The idea grew out of the growing international concern at the mounting toll of journalist killings around the world, most of which are now regularly categorised as 'targeted assassinations'. The International News Safety Institute, INSI, says last year's death toll reached 132. Already this year, it says, 42 more journalists have been killed - and Honduras, Mexico, Pakistan, Columbia and Nigeria are currently the most dangerous countries for journalists to work in.
Reuters' newsrooms around the world are among those planning to observe the minute's silence on 3 May. At the news agency's large London newsroom, it will instead be observed at the same time - 11am - on Tuesday 4 May, because of the UK bank holiday.

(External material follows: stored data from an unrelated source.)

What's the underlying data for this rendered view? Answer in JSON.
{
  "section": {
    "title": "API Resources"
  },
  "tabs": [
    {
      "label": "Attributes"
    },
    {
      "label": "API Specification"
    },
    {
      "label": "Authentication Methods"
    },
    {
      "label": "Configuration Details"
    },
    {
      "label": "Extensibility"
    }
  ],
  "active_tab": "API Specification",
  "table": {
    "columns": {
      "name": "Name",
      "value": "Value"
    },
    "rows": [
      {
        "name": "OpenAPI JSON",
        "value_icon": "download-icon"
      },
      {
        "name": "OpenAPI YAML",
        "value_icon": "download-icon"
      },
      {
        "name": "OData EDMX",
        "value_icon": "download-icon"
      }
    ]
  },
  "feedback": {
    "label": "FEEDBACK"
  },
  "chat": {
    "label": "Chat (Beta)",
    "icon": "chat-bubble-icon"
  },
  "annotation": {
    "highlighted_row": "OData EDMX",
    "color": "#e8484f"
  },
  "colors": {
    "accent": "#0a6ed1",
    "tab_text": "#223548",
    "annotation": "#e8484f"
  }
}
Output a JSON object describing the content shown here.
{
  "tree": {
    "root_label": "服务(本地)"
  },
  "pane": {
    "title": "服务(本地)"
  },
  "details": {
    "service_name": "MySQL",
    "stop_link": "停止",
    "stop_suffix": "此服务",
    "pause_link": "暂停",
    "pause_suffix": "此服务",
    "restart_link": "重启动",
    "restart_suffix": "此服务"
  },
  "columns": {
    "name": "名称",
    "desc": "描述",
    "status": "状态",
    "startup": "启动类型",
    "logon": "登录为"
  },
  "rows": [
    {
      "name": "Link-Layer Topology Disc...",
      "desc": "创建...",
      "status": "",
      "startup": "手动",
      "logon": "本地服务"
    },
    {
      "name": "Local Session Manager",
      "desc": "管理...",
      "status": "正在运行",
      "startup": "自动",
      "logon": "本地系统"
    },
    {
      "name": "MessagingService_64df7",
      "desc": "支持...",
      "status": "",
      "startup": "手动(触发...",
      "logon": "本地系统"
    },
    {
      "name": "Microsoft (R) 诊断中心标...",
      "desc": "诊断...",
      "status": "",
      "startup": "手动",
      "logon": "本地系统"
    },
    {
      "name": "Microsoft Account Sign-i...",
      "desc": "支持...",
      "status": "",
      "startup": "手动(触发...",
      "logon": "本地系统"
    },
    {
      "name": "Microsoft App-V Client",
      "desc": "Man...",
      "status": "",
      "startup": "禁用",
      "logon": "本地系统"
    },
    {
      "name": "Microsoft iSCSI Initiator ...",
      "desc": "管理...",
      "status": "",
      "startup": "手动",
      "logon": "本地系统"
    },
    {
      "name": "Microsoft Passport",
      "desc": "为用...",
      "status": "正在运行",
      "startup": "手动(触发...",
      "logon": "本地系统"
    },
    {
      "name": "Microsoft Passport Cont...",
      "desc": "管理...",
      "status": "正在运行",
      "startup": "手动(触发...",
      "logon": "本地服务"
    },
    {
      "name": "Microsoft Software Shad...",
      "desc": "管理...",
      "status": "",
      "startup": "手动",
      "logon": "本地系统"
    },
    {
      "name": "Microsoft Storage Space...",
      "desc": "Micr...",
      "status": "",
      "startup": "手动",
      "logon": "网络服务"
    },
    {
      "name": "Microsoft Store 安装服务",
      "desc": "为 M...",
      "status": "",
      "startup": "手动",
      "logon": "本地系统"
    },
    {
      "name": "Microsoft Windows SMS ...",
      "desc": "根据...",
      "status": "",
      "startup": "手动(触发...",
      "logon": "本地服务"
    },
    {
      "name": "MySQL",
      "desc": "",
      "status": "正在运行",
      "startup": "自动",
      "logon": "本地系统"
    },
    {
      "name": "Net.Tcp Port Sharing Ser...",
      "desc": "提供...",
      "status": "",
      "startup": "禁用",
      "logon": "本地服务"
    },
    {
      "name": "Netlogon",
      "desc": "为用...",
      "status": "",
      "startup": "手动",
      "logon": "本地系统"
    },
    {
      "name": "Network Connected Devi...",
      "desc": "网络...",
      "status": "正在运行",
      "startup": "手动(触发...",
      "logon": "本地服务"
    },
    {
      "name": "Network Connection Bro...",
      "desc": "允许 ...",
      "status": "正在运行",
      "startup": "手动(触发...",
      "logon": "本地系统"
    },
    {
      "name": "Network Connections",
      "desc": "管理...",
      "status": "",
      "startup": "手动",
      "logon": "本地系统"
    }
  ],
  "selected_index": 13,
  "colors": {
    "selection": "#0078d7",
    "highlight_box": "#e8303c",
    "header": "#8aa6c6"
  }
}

So, from now on, journalists are on a par with members of the armed services and civilians who died in wars, who are honoured with commemorations including two minutes' silence on Remembrance Day, 11 November, in Britain and many other countries.
In 2007, BBC journalists staged regular vigils at BBC Television Centre for Alan Johnson, the Gaza correspondent who was kidnapped and held for almost four months before his release in July of that year.
And in June 2008 the UN Secretary-General Ban Ki-moon personally unveiled the glass and steel cone sculpture entitled 'Breathing' on top of BBC Broadcasting House. It was dedicated to all news journalists, media professionals and support staff who were killed.
INSI's figures show that, in total, at least 1,000 journalists were killed between 1996 and 2006, and since then the death toll has risen even faster, with a further 500 having lost their lives.
Sobering thoughts for this World Press Freedom Day.